Erdäpfel-Varietäten und Raritäten
Nicht weit von Goderschach entfernt, auf der anderen Seite der B111 ist der Zerza-Bauer in Kirchberg/Treßdorf zuhause, ebenfalls in einem jahrhundertealten ehrwürdigen Gebäude mit meterdicken Steinwänden. Auch Haimo Oberauner musste erfinderisch sei, um den Fortbestand seines Hofes sichern zu können. Mit der Viehwirtschaft allein hätte es nicht funktioniert. So hat er sich einer alten Tradition besonnen und vor sieben Jahren den Hof, den er von seinem Onkel übernommen hatte, komplett umgestellt und einen Teil der Anbauflächen mit den unterschiedlichsten alten, fast vergessenen Kartoffelsorten bepflanzt. Vielfalt ist seine Devise und diese präsentiert er auch gern seinen Besuchern. Von dunkelviolett bis hellrosa, von leuchtend rot bis kräftig gelb sind die unterschiedlich großen Knollen.
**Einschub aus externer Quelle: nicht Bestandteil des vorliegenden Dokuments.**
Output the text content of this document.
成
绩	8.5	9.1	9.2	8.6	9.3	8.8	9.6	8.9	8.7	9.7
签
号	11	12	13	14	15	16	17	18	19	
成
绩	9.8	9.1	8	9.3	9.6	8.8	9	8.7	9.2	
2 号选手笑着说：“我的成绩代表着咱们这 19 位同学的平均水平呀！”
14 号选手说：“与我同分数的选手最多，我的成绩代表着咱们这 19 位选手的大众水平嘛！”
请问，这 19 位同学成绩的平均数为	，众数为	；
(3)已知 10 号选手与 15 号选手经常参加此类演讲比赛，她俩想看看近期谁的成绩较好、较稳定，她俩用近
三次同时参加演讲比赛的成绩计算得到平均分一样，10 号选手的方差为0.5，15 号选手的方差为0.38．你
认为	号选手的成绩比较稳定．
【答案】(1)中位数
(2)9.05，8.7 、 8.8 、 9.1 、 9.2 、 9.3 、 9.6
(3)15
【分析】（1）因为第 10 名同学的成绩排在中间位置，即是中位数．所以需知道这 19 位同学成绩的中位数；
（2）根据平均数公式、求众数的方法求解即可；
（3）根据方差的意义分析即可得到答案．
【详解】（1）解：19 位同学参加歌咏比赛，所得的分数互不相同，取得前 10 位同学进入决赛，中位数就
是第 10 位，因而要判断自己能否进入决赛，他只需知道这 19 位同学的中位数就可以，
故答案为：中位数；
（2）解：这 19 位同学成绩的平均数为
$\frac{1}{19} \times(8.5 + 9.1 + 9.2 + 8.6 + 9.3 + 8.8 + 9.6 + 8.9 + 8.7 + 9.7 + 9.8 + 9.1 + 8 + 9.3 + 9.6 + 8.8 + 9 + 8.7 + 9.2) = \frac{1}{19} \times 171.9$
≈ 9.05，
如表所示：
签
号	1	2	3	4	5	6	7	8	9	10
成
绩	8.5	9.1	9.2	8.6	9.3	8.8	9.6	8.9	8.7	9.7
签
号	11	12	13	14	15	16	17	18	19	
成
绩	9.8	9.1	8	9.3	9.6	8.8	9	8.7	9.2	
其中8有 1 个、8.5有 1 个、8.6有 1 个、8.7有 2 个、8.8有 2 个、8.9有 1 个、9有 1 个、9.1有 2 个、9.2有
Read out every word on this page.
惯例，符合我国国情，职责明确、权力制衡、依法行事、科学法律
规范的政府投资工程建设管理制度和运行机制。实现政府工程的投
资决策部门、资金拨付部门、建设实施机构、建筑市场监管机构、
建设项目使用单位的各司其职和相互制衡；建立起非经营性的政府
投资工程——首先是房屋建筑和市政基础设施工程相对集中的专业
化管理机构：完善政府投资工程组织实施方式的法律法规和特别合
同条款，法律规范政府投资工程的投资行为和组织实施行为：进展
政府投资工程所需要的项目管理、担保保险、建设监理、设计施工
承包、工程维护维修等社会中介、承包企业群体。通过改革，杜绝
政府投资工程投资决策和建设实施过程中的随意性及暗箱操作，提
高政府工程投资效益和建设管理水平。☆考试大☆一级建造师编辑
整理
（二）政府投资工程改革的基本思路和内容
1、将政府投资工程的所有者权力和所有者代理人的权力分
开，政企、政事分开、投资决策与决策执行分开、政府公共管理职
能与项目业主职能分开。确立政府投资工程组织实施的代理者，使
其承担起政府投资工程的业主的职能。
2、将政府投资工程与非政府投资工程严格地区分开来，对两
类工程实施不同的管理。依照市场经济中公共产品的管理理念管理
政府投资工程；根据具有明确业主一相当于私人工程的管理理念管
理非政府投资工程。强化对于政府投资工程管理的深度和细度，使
Ackersegen, Angeliter Tannenzapfen oder Agata, Violetta und Linzer Blaue sind nur einige der insgesamt 25 Sorten, die auf dem Zerza-Hof gezüchtet werden.
Grüne Koschtalan aus dem Kräutergarten
Viele Kräuter und Blumen gibt es im Bauerngarten von Gertrude Wastian in Weißbriach im Gitschtal und alles was sie noch benötigt, holt die Seminarbäurin, die auch als Ernährungspädagogin tätig war, von der Wiese. Gemeinsam mit ihren Gästen bereitet sie allerlei Köstlichkeiten aus dem frischen Grün zu: mit Gänseblümchen, Kornblumen und Löwenzahn stellt sie Blütenbutter her, außerdem Dinkel-Kräuterweckerl und Kräutercracker. Als kulinarischer Mitbringsel hat sie Unkrautsalz, Unkrautpesto und den Kuchen im Glas entwickelt. Außerdem kann man bei Gertrude Wastian auch so einiges über die traditionelle Anwendung von Kräutern in der Volksheilkunde erfahren und die Kärntner Variante der Finger – Foods kennenlernen: "Grüne Koschtalan".

ORF/URSULA BURKERT
Claudia und Manuel Ressi
Slow Food als Lebenseinstellung im Bärenwirt von Hermagor
Der Bärenwirt befindet sich im Zentrum von Hermagor vis à vis von der Kirche. Untergebracht ist er in dem Ackerbürgerhaus "Lasser vulgo Lamprecht und Laber, ehemals vulgo Hanslmetzger", das schon über Generationen seit Beginn des letzten Jahrhunderts einen Gasthof sowie eine Fleischerei und Selcherei beherbergte. Seit 30. Oktober 2015 ist das Haus mit neuem – gastronomischen – Leben erfüllt. Da eröffnete nämlich der aus Radnig stammende Manuel Ressi, der jahrelang als rechte Hand von Steirereck-Chef Heinz Reitbauer in Wien tätig war, gemeinsam mit seiner Frau Claudia den traditionsreichen Bärenwirt – mit einem neuen Konzept. Das brachte ihm auch prompt den Titel "Gault-Millaut-Wirtshaus des Jahres 2018" ein. Ganz der Slow Food Philosophie verpflichtet geht es den beiden um achtsames Schmecken, Wahrnehmen, Verstehen, Zubereiten und Haltbarmachen von regionale Produkten.
Faszination Speck
Im Schloss Lerchenhof ist die Familie Steinwender schon seit vielen Generationen zuhause. Während Johann Steinwender junior für den Restaurantbetrieb die "Null Kilometer"– Philosophie entwickelt hat und auf absolute Regionalität beim Einsatz von Nahrungsmitteln in der Küche Wert legt, konnte sein Vater, Johann Steinwender senior, im Jahr 2017 ein Projekt verwirklichen, an dem er schon mehr als zehn Jahre arbeitete: ein privates kleines Wasserkraftwerk an der Gössering, dass nun das Schloss Lerchenhof sowie sämtliche Nebengebäude mit Strom versorgt und überdies die überschüssige Energie ins öffentliche Netz einspeist. Außerdem hat sich Hans Steinwender gemeinsam mit dem Fleischermeister Hans Georg Fercher schon seit Jahren ganz einem Qualitätsprodukt der Region verschrieben: dem Gailtaler Speck.